Die Künstlerin Almut Linde legt mit Radical Beauty eine ebenso außerordentliche wie grundlegende Theorie über die existenzielle Notwendigkeit von Kunst vor. Sie begründet, inwiefern Form als Erkenntnis angesichts allgegenwärtiger Komplexität unentbehrlich wird.
Aus der Beobachtungs und Wahrnehmungsposition der bildenden Künstlerin untersucht Almut Linde Korrespondenzen mit Forschungsdisziplinen, die sich mit dem Phänomen Realität als das nicht sprachlich Fassbare, Ungenaue, dem Verstand nicht Zugängliche oder Unkontrollierbare beschäftigen. Diskurse aus Erkenntnistheorie, Neurobiologie, Physik und Philosophie werden zur Beschreibung des nicht sprachlich Greifbaren aus künstlerischer Perspektive befragt. Die Autorin belegt, wie in einem Vergleich mit anderen wissenschaftlichen Diskursen und Beschreibungsvarianten, wie der generativen Ordnung, der impliziten Ordnung, der Chaosforschung oder der Autopoiesis, die einen systematischeren Umgang mit Aspekten von Komplexität durch Neuordnung der beobachtbaren Phänomene anstreben, Annäherungen an das sprachlich nicht zu Beschreibende dennoch möglich sind und generativen Kunstprozessen, wie der von ihr entwickelten Methode des „Dirty Minimal“, nahestehen. Sie zeigt die Limitationen der Sprache auf und vertieft die wichtige Unterscheidung zwischen Begriff und Realität. So stellen gegenwärtige Probleme und Katastrophen nicht etwa Naturgewalten dar, sondern lassen sich vielmehr als Folgen eines unbewussten Umgangs mit dem begrifflichen Denken und seinen Folgen in der komplexen Welt verstehen.
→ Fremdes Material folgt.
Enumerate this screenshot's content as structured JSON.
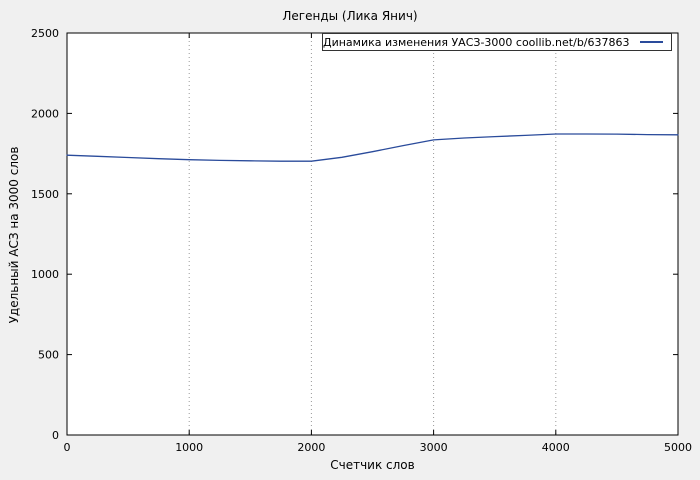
{
  "chart_data": {
    "type": "line",
    "title": "Легенды (Лика Янич)",
    "xlabel": "Счетчик слов",
    "ylabel": "Удельный АСЗ на 3000 слов",
    "xlim": [
      0,
      5000
    ],
    "ylim": [
      0,
      2500
    ],
    "xticks": [
      0,
      1000,
      2000,
      3000,
      4000,
      5000
    ],
    "yticks": [
      0,
      500,
      1000,
      1500,
      2000,
      2500
    ],
    "grid": "vertical-dotted",
    "legend_position": "top-right-inside",
    "colors": {
      "background": "#f0f0f0",
      "plot_background": "#ffffff",
      "axis": "#000000",
      "grid": "#999999"
    },
    "series": [
      {
        "name": "Динамика изменения УАСЗ-3000 coollib.net/b/637863",
        "color": "#2a4b9b",
        "x": [
          0,
          250,
          500,
          750,
          1000,
          1250,
          1500,
          1750,
          2000,
          2250,
          2500,
          2750,
          3000,
          3250,
          3500,
          3750,
          4000,
          4250,
          4500,
          4750,
          5000
        ],
        "y": [
          1740,
          1733,
          1726,
          1718,
          1712,
          1708,
          1705,
          1703,
          1703,
          1727,
          1762,
          1800,
          1835,
          1847,
          1856,
          1863,
          1872,
          1872,
          1871,
          1868,
          1867
        ]
      }
    ]
  }
}
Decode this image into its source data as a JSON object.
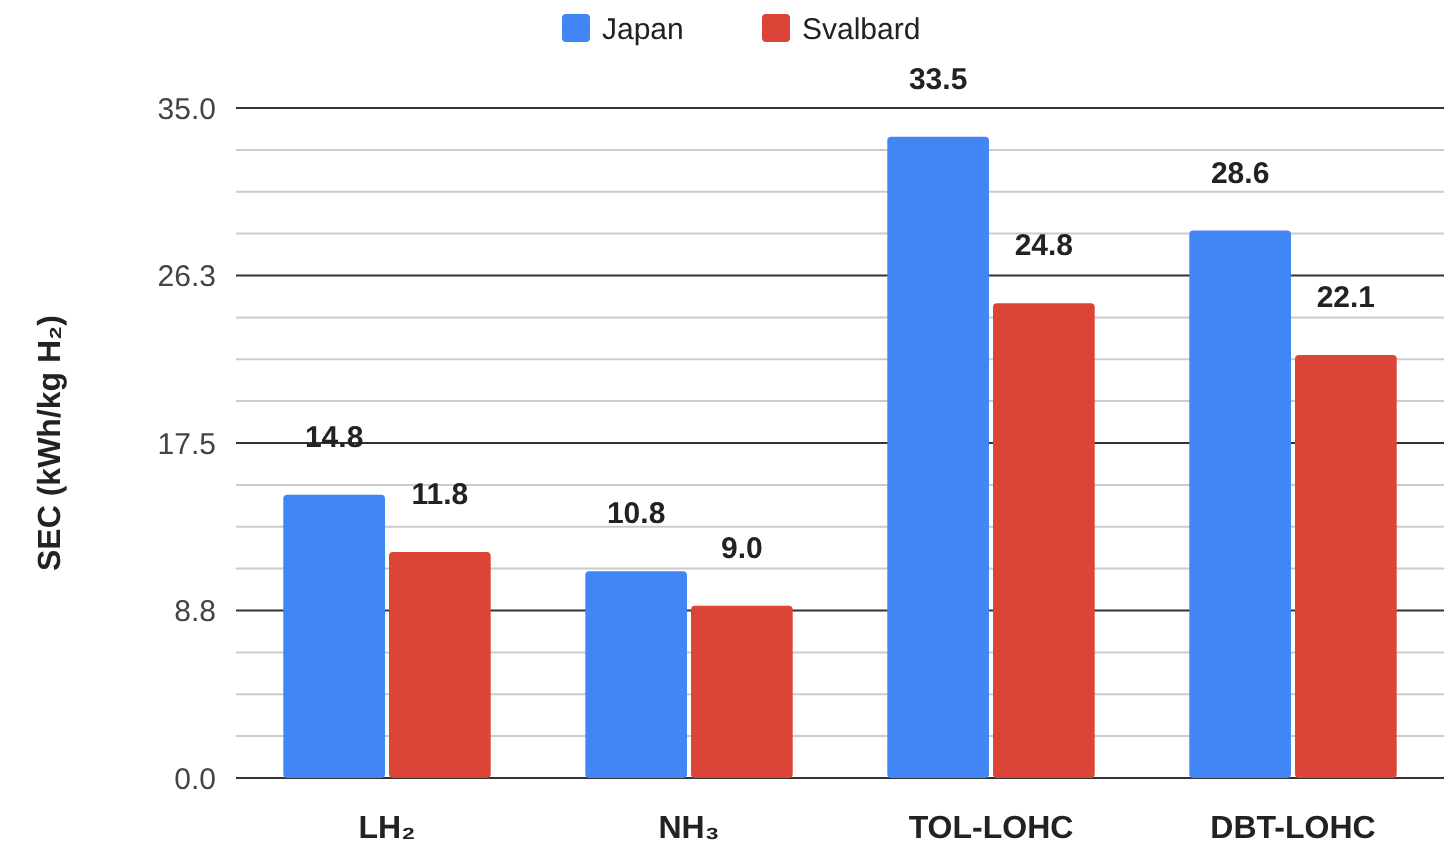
{
  "chart_data": {
    "type": "bar",
    "ylabel": "SEC (kWh/kg H₂)",
    "categories": [
      "LH₂",
      "NH₃",
      "TOL-LOHC",
      "DBT-LOHC"
    ],
    "series": [
      {
        "name": "Japan",
        "color": "#4285f4",
        "values": [
          14.8,
          10.8,
          33.5,
          28.6
        ],
        "value_labels": [
          "14.8",
          "10.8",
          "33.5",
          "28.6"
        ]
      },
      {
        "name": "Svalbard",
        "color": "#db4437",
        "values": [
          11.8,
          9.0,
          24.8,
          22.1
        ],
        "value_labels": [
          "11.8",
          "9.0",
          "24.8",
          "22.1"
        ]
      }
    ],
    "ylim": [
      0,
      35
    ],
    "yticks": [
      {
        "value": 0,
        "label": "0.0"
      },
      {
        "value": 2.19,
        "label": null
      },
      {
        "value": 4.38,
        "label": null
      },
      {
        "value": 6.56,
        "label": null
      },
      {
        "value": 8.75,
        "label": "8.8"
      },
      {
        "value": 10.94,
        "label": null
      },
      {
        "value": 13.13,
        "label": null
      },
      {
        "value": 15.31,
        "label": null
      },
      {
        "value": 17.5,
        "label": "17.5"
      },
      {
        "value": 19.69,
        "label": null
      },
      {
        "value": 21.88,
        "label": null
      },
      {
        "value": 24.06,
        "label": null
      },
      {
        "value": 26.25,
        "label": "26.3"
      },
      {
        "value": 28.44,
        "label": null
      },
      {
        "value": 30.63,
        "label": null
      },
      {
        "value": 32.81,
        "label": null
      },
      {
        "value": 35,
        "label": "35.0"
      }
    ],
    "grid": "y",
    "legend": "top"
  }
}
Die Betrachtung der Kunstgeschichte unter dem Gesichtspunkt der Form bringt überraschende neue Perspektiven hervor. Beispielsweise werden mit Jackson Pollocks Werk – so sieht es Almut Linde – in einzigartiger Weise Aspekte von Realität in die Malerei eingeführt: Statt Komplexität nachzubilden, entwickelt Pollock ein Verfahren, das Komplexität erzeugt. In seiner Malerei sind bereits fraktale Strukturen verwirklicht, bevor diese Terminologie überhaupt existierte.
Almut Linde ist eine radikale Bildhauerin, die in ihren Fotoaktionen, Installationen und Skulpturen mit vielfältigen Materialien und Prozessen arbeitet. Ihre Werke enthüllen die ökonomischen, ökologischen und politischen Bedeutungen von Form. Nun hat sie eine Künstlertheorie dazu verfasst. Der radikale Ansatz von Radical Beauty besteht darin, den Begriff der Schönheit auch im Sinne des Begriffs „Wurzel“ wieder auf die Ursprünge der Form zu lenken und komplexe Ordnungen einer Beobachtung zuzuführen. Linde stellt international aus, veröffentlicht theoretische Texte in Fachzeitschriften wie dem Kunstforum International und ist Professorin für Interdisziplinäre künstlerische Praxis an der Muthesius Kunsthochschule in Kiel. Sie studierte bei Bernhard Johannes Blume und Franz Erhard Walther an der Hochschule für Bildende Künste Hamburg. Ihr Werk wurde u.a. mit dem HAP GrieshaberPreis und dem Kunstbeutel Hamburg ausgezeichnet.